Cyio 02-08-2023 03:22 AM

Excellent post as always and a great tool to help visualize it. Thank you for the effort.

RJSAviator76 02-08-2023 06:05 AM


Originally Posted by Lewbronski (Post 3588238)
Here's a simple chart that depicts the increase of leverage as the RLA process plays out. This chart is very basic and it is meant to impart a very basic idea: for the great bulk of the time spent trodding down the path of the RLA, leverage accumulates slowly. But, it accelerates dramatically during the final stages of the RLA process.

Yes, we need to approve a strike authorization - and the higher the vote in favor, the more leverage we hand to the NC. But, as they say, "stay frosty." A SAV does not dramatically improve our leverage right away. However, it paves the way for the development of tremendously more leverage later in the process. It IS an absolute necessity.

It's important to note that the RLA specifies no time limit for mediation. That's what the break symbol on the x-axis signifies. The likely record for shortest time spent in mediation before being released into a cooling off period was the railroads last year at 136 days. As of today, we have been in mediation 148 days. Not that it's impossible to be released earlier, but typically, it probably does not start to become realistic for a labor group to be released from mediation until it has at least exceeded the average time in mediation for all cases before the NMB.

It's difficult to determine that number because the data is hard to come by, but a partial analysis (emphasis on "partial") of mediation cases over the last five years puts the average time in mediation at well over 500 calendar days if adjustments are made for the pandemic and close to 700 days if those adjustments are removed. There are individual cases, mostly due to their union's fumbling, that have gone way over 1,000 days. ABX, for example, went 2,342 days. But they had a representation dispute going on, an injunction issued against their union (IBT) for an illegal job action, and then the pandemic.
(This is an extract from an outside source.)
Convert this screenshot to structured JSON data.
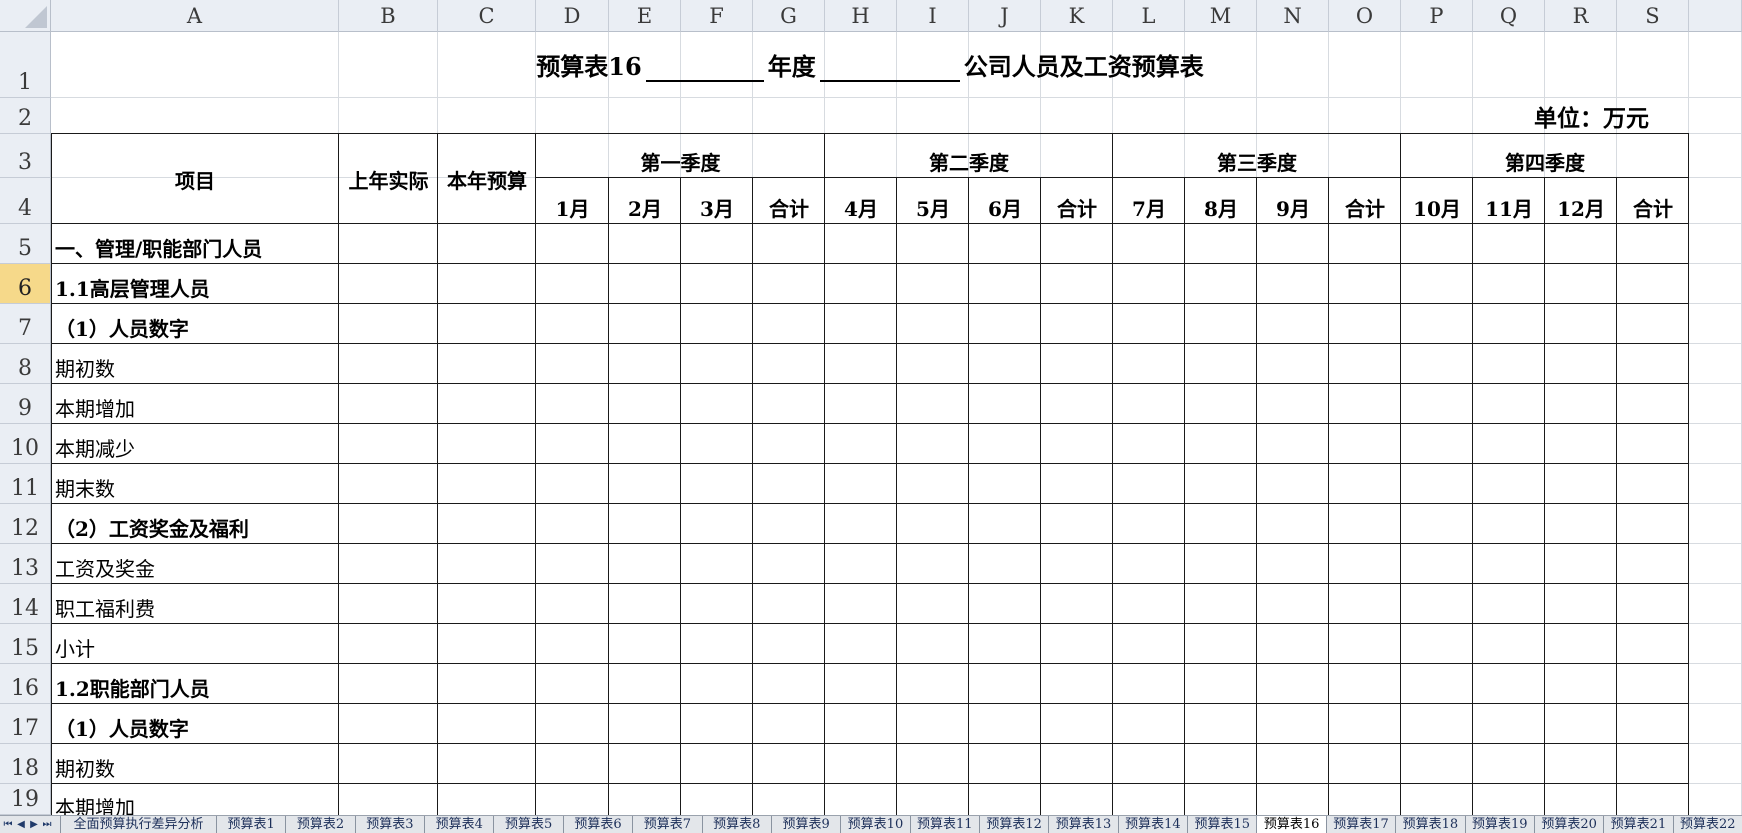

The "We Are Here" arrow shows about where we are right now in the cultivation of leverage under the RLA.

Attachment 7410

Perfect chart! Short, sweet, graphic and to the point.

Love it!

Excargodog 02-08-2023 06:08 AM

The only problem is the two slanted parallel lines on the lower (time) axis showing the scale is discontinuous between where we are now and release to self help, meaning that actual release might well be far far away and the time scale for such release not truly represented by the graph as depicted. One can represent it graphically like this which clearly helps explain the sequence, but any honest representation - which this is - must acknowledge that the RLA is an onerous process designed to preserve the right to strike in theory while making it intentionally as difficult and lengthy a process as possible to actually exercise that “right.”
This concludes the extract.